San Pablo escribe que los cristianos somos templo de Dios y que el Espíritu de Dios habita en nosotros. Dado que el Espíritu de Dios habita en nosotros, es esencial que conozcamos quién es este Espíritu y cómo podemos reconocerlo en nosotros mismos.
Dios es uno en tres personas, distintas entre sí: el Padre, el Hijo y el Espíritu Santo. El Padre se reconoce a sí mismo al engendrar al Verbo, llamado su Hijo. El Padre ama al Hijo y el Hijo ama al Padre; de este amor mutuo procede el Espíritu Santo. Estas tres personas son iguales y comparten todo plenamente.
Donde está presente el Espíritu Santo, sus dones, enumerados en el Libro de Isaías, nunca faltan. Estos son: sabiduría, entendimiento, consejo, fortaleza, conocimiento, piedad y temor de Dios (Isaías 11:2-3).

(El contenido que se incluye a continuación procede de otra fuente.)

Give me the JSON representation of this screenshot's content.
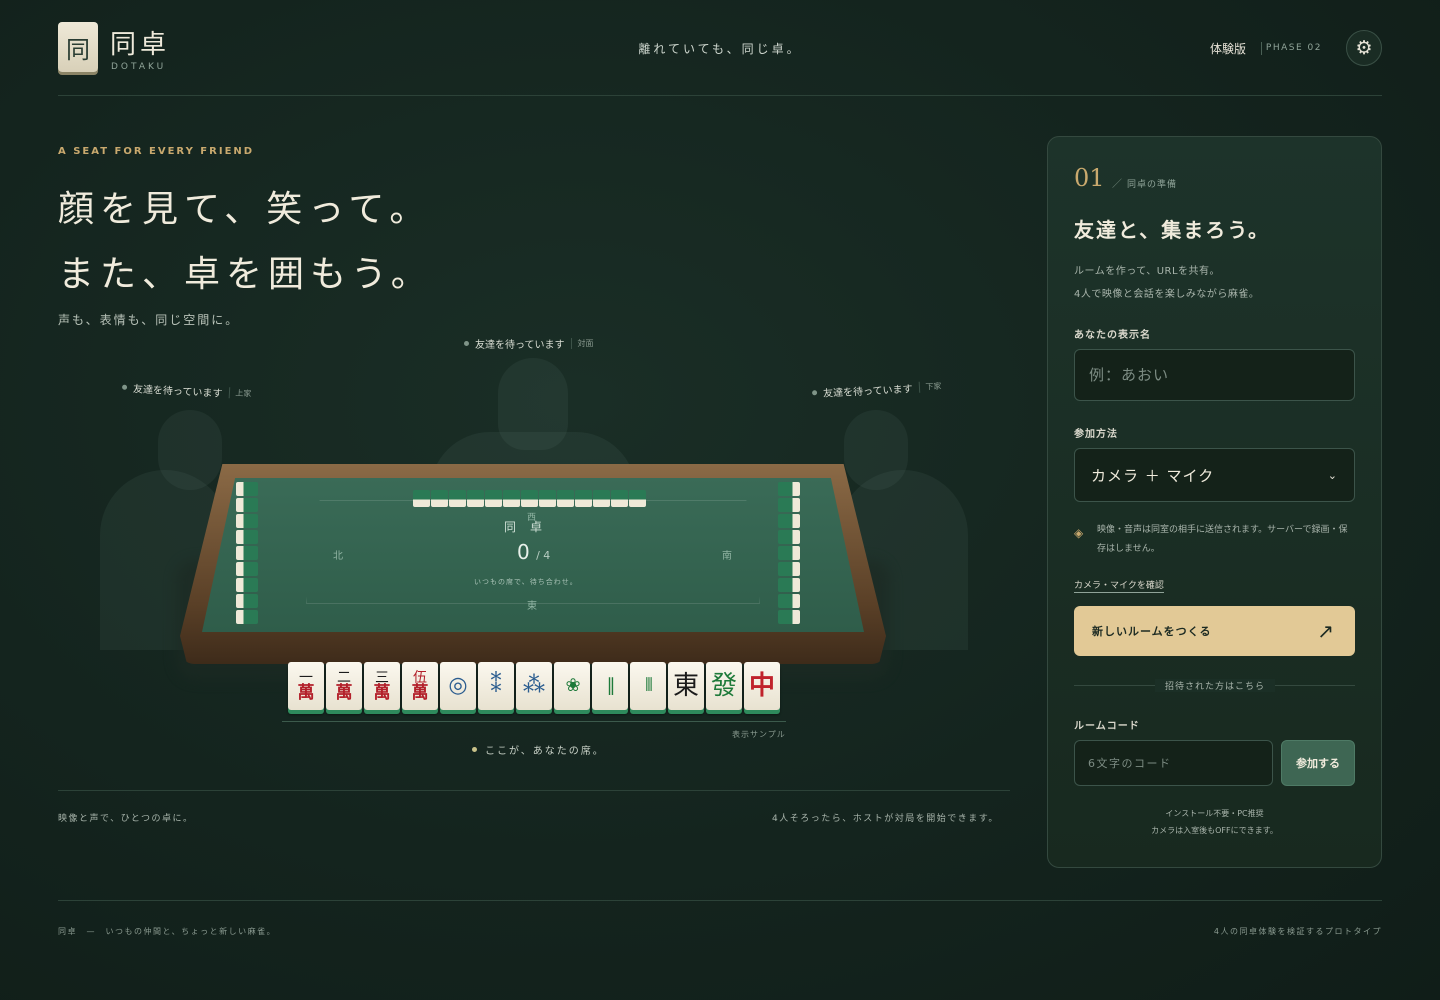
{
  "header": {
    "logo_glyph": "同",
    "logo_name": "同卓",
    "logo_sub": "DOTAKU",
    "tagline": "離れていても、同じ卓。",
    "edition": "体験版",
    "phase": "PHASE 02",
    "settings_icon": "gear-icon"
  },
  "hero": {
    "eyebrow": "A SEAT FOR EVERY FRIEND",
    "line1": "顔を見て、笑って。",
    "line2": "また、卓を囲もう。",
    "sub": "声も、表情も、同じ空間に。"
  },
  "seats": {
    "top": {
      "status": "友達を待っています",
      "position": "対面"
    },
    "left": {
      "status": "友達を待っています",
      "position": "上家"
    },
    "right": {
      "status": "友達を待っています",
      "position": "下家"
    }
  },
  "table": {
    "title": "同卓",
    "count": "0",
    "count_total": "/ 4",
    "note": "いつもの席で、待ち合わせ。",
    "winds": {
      "west": "西",
      "north": "北",
      "south": "南",
      "east": "東"
    }
  },
  "hand": {
    "tiles": [
      {
        "type": "man",
        "top": "一",
        "bottom": "萬"
      },
      {
        "type": "man",
        "top": "二",
        "bottom": "萬"
      },
      {
        "type": "man",
        "top": "三",
        "bottom": "萬"
      },
      {
        "type": "man",
        "top": "伍",
        "bottom": "萬",
        "red": true
      },
      {
        "type": "pin",
        "glyph": "◎"
      },
      {
        "type": "pin",
        "glyph": "⁑"
      },
      {
        "type": "pin",
        "glyph": "⁂"
      },
      {
        "type": "sou",
        "glyph": "❀"
      },
      {
        "type": "sou",
        "glyph": "‖"
      },
      {
        "type": "sou",
        "glyph": "⦀"
      },
      {
        "type": "honor",
        "glyph": "東",
        "color": "dark"
      },
      {
        "type": "honor",
        "glyph": "發",
        "color": "green"
      },
      {
        "type": "honor",
        "glyph": "中",
        "color": "red"
      }
    ],
    "sample_label": "表示サンプル",
    "my_seat": "ここが、あなたの席。"
  },
  "feature_footer": {
    "left": "映像と声で、ひとつの卓に。",
    "right": "4人そろったら、ホストが対局を開始できます。"
  },
  "panel": {
    "step_number": "01",
    "step_label": "同卓の準備",
    "title": "友達と、集まろう。",
    "desc_line1": "ルームを作って、URLを共有。",
    "desc_line2": "4人で映像と会話を楽しみながら麻雀。",
    "name_label": "あなたの表示名",
    "name_placeholder": "例：あおい",
    "mode_label": "参加方法",
    "mode_value": "カメラ ＋ マイク",
    "privacy_note": "映像・音声は同室の相手に送信されます。サーバーで録画・保存はしません。",
    "camera_check": "カメラ・マイクを確認",
    "create_button": "新しいルームをつくる",
    "create_arrow": "↗",
    "invited_divider": "招待された方はこちら",
    "code_label": "ルームコード",
    "code_placeholder": "6文字のコード",
    "join_button": "参加する",
    "note_line1": "インストール不要・PC推奨",
    "note_line2": "カメラは入室後もOFFにできます。"
  },
  "footer": {
    "left": "同卓　—　いつもの仲間と、ちょっと新しい麻雀。",
    "right": "4人の同卓体験を検証するプロトタイプ"
  }
}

Además de estos dones, el Espíritu Santo concede también sus frutos, que, como escribe san Pablo, son: amor, alegría, paz, paciencia, longanimidad, mansedumbre, benignidad, bondad, fe, pureza, continencia y modestia.
Quien posee el Espíritu Santo no puede dejar de experimentar su consuelo a través de estos dones y frutos. Sin el Espíritu Santo, nadie puede glorificar a Dios ni obtener méritos. Sin él, nadie puede creer, esperar, amar ni arrepentirse verdaderamente. Sin el Espíritu, nadie puede discernir los engaños de la naturaleza, del diablo ni de otras personas. Sin el Espíritu Santo, nadie puede guardar la ley de Dios, y mucho menos reconocer al Espíritu de Dios. Sin Él, una persona permanece en un estado de desgracia.
Invocamos al Espíritu Santo para que nos ayude en tiempos de tentación, para que nos ilumine en el examen de conciencia y para discernir nuestra vocación en la vida. Lo invocamos en tiempos de desolación, adversidad, duda, miedo, tribulación y en todas nuestras demás necesidades.
Por lo tanto, acudamos al Espíritu Santo en oración. Que recemos frecuentemente, con fe y devoción, las palabras de San Jorge Preca: Dios Espíritu Santo, ilumina las mentes y enciende los corazones de los seguidores de Jesucristo. Amén.